A French court has issued an injunction against a gossip magazine and its website halting further publication in France of topless photos of Kate Middleton, the Duchess of Cambridge and wife of Prince William.

The court in Nanterre ordered the publisher of Closer magazine to hand over its digital copies of topless photos of Kate within 24 hours and prohibited any further publication of what it called a "brutal display" of William and Kate's private moments.

The ruling by the judge affects only Montedori Magazines France, Closer's French publisher.

The decision comes a day after an Italian magazine hit newsstands with a 26-page montage of the images, which were first published in the French magazine Closer on Friday.

The Irish Daily Star also published the photos over the weekend, prompting the suspension of the tabloid's editor, Michael O'Kane, and a vow from Irish Justice Minister Alan Shatter to review privacy laws.

William's St. James's Palace has called the photos a "grotesque" invasion of privacy and said a criminal complaint would be filed against the unidentified photographer or photographers who took the images. Lawyers for the Royal Family had sought the French injunction.

The palace said French prosecutors would decide whether to investigate a criminal case for breach of privacy or trespassing.

The topless pictures were taken while William and Kate were vacationing at a relative's home in the south of France last month, apparently with a long lens from hundreds of metres away.

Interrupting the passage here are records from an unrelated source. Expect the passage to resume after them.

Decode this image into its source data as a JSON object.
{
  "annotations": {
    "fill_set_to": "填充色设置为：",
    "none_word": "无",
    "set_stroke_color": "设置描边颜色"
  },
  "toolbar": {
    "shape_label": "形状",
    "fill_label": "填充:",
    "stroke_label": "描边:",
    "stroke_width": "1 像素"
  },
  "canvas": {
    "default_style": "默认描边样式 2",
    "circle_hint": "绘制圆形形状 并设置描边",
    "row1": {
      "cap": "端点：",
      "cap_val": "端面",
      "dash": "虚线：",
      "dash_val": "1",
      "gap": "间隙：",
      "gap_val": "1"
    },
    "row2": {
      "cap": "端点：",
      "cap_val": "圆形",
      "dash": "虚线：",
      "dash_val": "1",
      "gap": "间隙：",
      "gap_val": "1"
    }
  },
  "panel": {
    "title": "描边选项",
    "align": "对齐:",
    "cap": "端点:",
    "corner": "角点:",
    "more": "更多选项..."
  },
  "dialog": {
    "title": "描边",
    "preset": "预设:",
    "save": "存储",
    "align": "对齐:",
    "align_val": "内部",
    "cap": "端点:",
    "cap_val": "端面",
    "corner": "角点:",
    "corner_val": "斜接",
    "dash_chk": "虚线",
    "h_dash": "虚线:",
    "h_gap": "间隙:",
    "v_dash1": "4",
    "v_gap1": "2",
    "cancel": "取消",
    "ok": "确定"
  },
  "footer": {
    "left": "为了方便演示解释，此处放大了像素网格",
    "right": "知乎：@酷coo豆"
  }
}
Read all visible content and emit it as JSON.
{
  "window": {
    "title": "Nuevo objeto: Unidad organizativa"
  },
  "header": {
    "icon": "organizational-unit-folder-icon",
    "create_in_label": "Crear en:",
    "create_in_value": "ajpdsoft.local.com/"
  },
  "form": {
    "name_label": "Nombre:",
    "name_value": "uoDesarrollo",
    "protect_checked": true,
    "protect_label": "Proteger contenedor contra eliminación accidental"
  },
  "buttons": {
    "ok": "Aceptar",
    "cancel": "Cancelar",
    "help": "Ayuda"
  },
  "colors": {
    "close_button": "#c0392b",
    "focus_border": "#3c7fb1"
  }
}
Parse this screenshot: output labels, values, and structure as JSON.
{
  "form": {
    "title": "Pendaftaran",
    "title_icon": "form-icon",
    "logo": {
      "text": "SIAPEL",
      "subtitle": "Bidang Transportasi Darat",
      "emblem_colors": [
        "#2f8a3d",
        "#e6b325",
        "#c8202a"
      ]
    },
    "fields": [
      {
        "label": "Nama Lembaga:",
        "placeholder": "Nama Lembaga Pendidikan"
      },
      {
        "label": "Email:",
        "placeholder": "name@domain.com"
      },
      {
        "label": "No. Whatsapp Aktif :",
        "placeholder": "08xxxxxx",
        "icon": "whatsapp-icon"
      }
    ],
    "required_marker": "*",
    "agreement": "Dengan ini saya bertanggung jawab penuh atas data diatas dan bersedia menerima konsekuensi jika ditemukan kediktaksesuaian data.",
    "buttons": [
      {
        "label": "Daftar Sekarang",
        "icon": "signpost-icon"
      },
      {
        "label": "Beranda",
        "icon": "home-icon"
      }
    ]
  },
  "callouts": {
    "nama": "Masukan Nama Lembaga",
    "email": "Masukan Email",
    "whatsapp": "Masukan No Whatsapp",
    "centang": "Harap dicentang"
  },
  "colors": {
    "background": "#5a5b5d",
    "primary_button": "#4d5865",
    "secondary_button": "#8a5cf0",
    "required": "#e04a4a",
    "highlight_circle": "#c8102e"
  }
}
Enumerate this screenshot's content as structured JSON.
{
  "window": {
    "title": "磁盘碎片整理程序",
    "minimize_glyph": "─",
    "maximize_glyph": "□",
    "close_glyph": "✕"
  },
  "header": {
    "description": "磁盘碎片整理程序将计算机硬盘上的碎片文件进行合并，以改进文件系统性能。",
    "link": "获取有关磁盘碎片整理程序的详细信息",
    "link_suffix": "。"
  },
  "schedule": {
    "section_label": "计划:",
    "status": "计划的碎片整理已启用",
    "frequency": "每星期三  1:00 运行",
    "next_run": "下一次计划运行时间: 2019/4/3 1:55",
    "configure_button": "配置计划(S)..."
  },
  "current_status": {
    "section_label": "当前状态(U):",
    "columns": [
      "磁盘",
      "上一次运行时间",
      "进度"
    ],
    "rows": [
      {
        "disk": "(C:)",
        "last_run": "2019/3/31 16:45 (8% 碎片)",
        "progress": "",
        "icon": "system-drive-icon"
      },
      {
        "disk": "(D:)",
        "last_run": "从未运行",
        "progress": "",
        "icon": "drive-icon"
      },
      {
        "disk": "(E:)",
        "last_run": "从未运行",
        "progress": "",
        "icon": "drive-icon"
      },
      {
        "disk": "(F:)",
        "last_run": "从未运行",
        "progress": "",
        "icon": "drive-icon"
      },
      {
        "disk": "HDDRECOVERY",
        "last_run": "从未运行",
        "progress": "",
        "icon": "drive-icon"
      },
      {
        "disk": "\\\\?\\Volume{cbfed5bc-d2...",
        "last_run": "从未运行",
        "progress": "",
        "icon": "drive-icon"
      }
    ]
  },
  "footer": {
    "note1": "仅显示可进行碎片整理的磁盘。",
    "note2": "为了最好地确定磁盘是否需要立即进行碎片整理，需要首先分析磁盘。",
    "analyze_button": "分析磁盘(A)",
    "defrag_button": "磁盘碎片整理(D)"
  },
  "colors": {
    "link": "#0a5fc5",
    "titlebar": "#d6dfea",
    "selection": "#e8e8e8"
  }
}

"These snapshots which showed the intimacy of a couple, partially naked on the terrace of a private home, surrounded by a park several hundred metres from a public road, and being able to legitimately assume that they are protected from passers-by, are by nature particularly intrusive," the French ruling said. "[The Royals] were thus subjected to this brutal display the moment the cover appeared."

The lawyer for the magazine's publisher did not appear at the courthouse on Tuesday.

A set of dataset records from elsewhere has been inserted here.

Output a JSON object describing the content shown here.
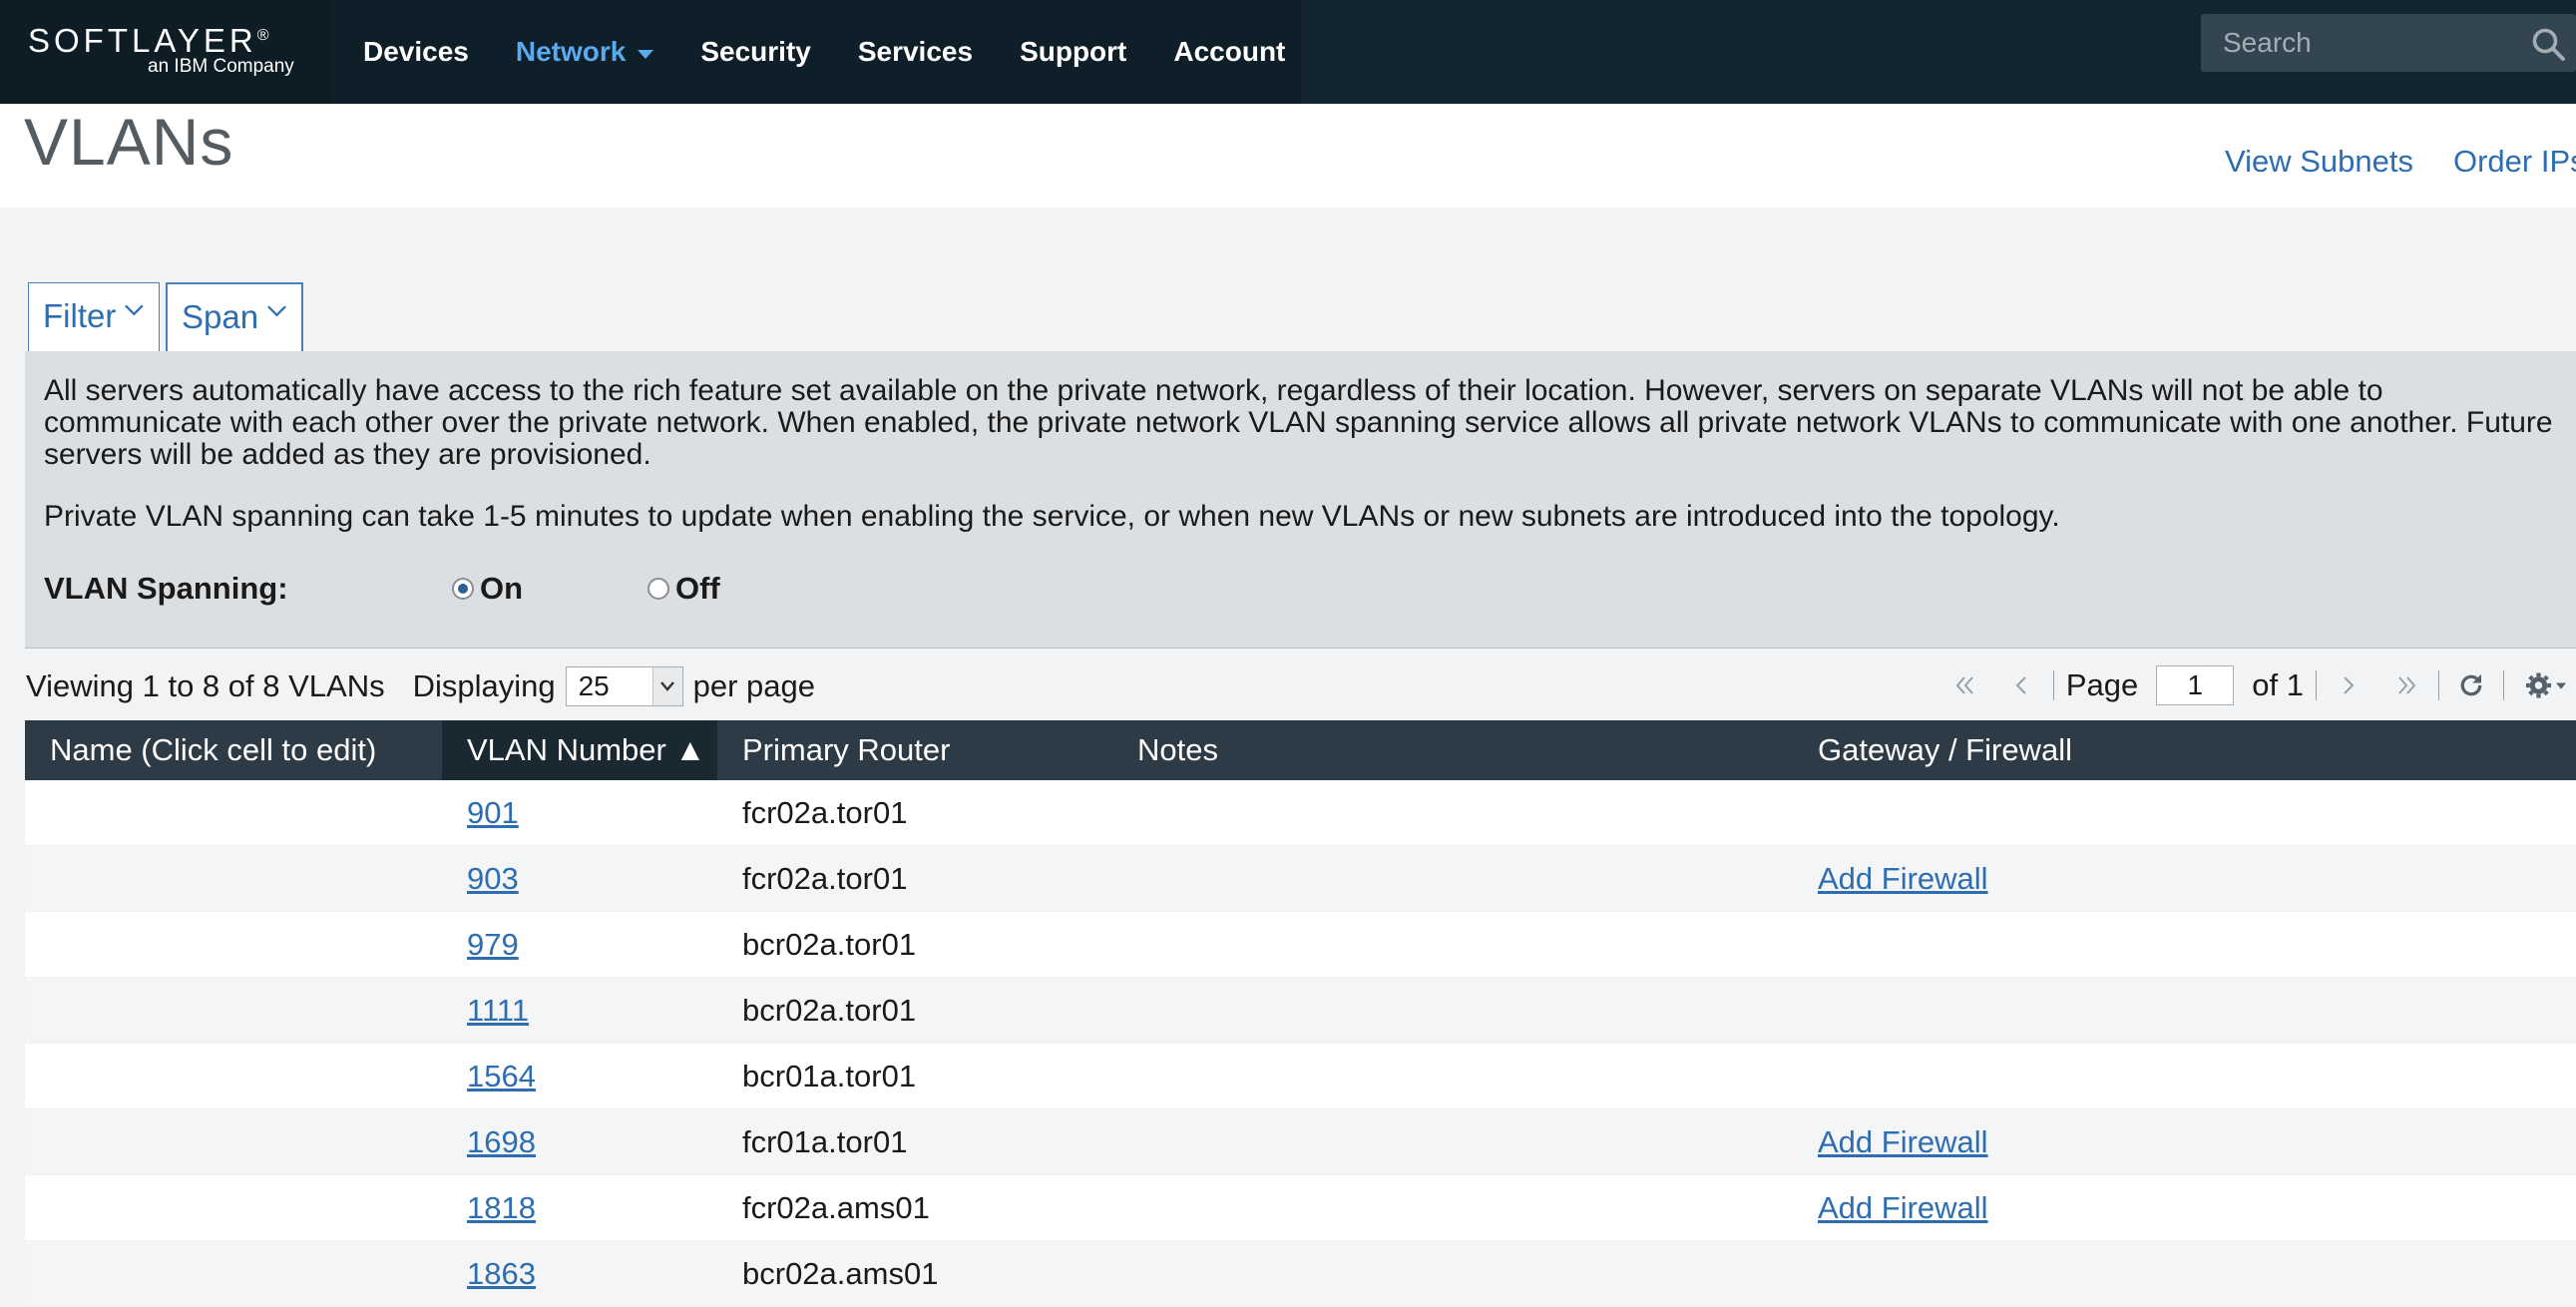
{
  "brand": {
    "name": "SOFTLAYER",
    "reg": "®",
    "sub": "an IBM Company"
  },
  "nav": [
    {
      "label": "Devices",
      "active": false
    },
    {
      "label": "Network",
      "active": true
    },
    {
      "label": "Security",
      "active": false
    },
    {
      "label": "Services",
      "active": false
    },
    {
      "label": "Support",
      "active": false
    },
    {
      "label": "Account",
      "active": false
    }
  ],
  "search": {
    "placeholder": "Search"
  },
  "page": {
    "title": "VLANs",
    "links": {
      "view_subnets": "View Subnets",
      "order_ips": "Order IPs"
    }
  },
  "tabs": {
    "filter": "Filter",
    "span": "Span"
  },
  "span_panel": {
    "description": "All servers automatically have access to the rich feature set available on the private network, regardless of their location. However, servers on separate VLANs will not be able to communicate with each other over the private network. When enabled, the private network VLAN spanning service allows all private network VLANs to communicate with one another. Future servers will be added as they are provisioned.",
    "note": "Private VLAN spanning can take 1-5 minutes to update when enabling the service, or when new VLANs or new subnets are introduced into the topology.",
    "label": "VLAN Spanning:",
    "on_label": "On",
    "off_label": "Off",
    "selected": "On"
  },
  "pager": {
    "viewing": "Viewing 1 to 8 of 8 VLANs",
    "displaying": "Displaying",
    "per_page_value": "25",
    "per_page": "per page",
    "page_label": "Page",
    "page_value": "1",
    "of_label": "of 1"
  },
  "table": {
    "columns": {
      "name": "Name (Click cell to edit)",
      "vlan": "VLAN Number ▲",
      "router": "Primary Router",
      "notes": "Notes",
      "gateway": "Gateway / Firewall"
    },
    "rows": [
      {
        "name": "",
        "vlan": "901",
        "router": "fcr02a.tor01",
        "notes": "",
        "gateway": ""
      },
      {
        "name": "",
        "vlan": "903",
        "router": "fcr02a.tor01",
        "notes": "",
        "gateway": "Add Firewall"
      },
      {
        "name": "",
        "vlan": "979",
        "router": "bcr02a.tor01",
        "notes": "",
        "gateway": ""
      },
      {
        "name": "",
        "vlan": "1111",
        "router": "bcr02a.tor01",
        "notes": "",
        "gateway": ""
      },
      {
        "name": "",
        "vlan": "1564",
        "router": "bcr01a.tor01",
        "notes": "",
        "gateway": ""
      },
      {
        "name": "",
        "vlan": "1698",
        "router": "fcr01a.tor01",
        "notes": "",
        "gateway": "Add Firewall"
      },
      {
        "name": "",
        "vlan": "1818",
        "router": "fcr02a.ams01",
        "notes": "",
        "gateway": "Add Firewall"
      },
      {
        "name": "",
        "vlan": "1863",
        "router": "bcr02a.ams01",
        "notes": "",
        "gateway": ""
      }
    ]
  }
}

Maud Sobel, a lawyer for the royal couple, described it as "a wonderful decision."

"We've been vindicated," Sobel said.

Despite the injunction, publishers have a considerable incentive to carry scandalous images. Royal observer Ciara Hunt told CBC's News Network that "the revenue that they will generate from sales and the increase in circulation never really equates. The fine that we’ve seen today was €2,000 in court. They are never huge fines, so is is never a huge deterrent for publishing houses to back away from the pictures. Where this stops we do not know. It will continue.”

The couple are currently on a tour of Southeast Asia and the South Pacific for the Diamond Jubilee celebrations for the Queen.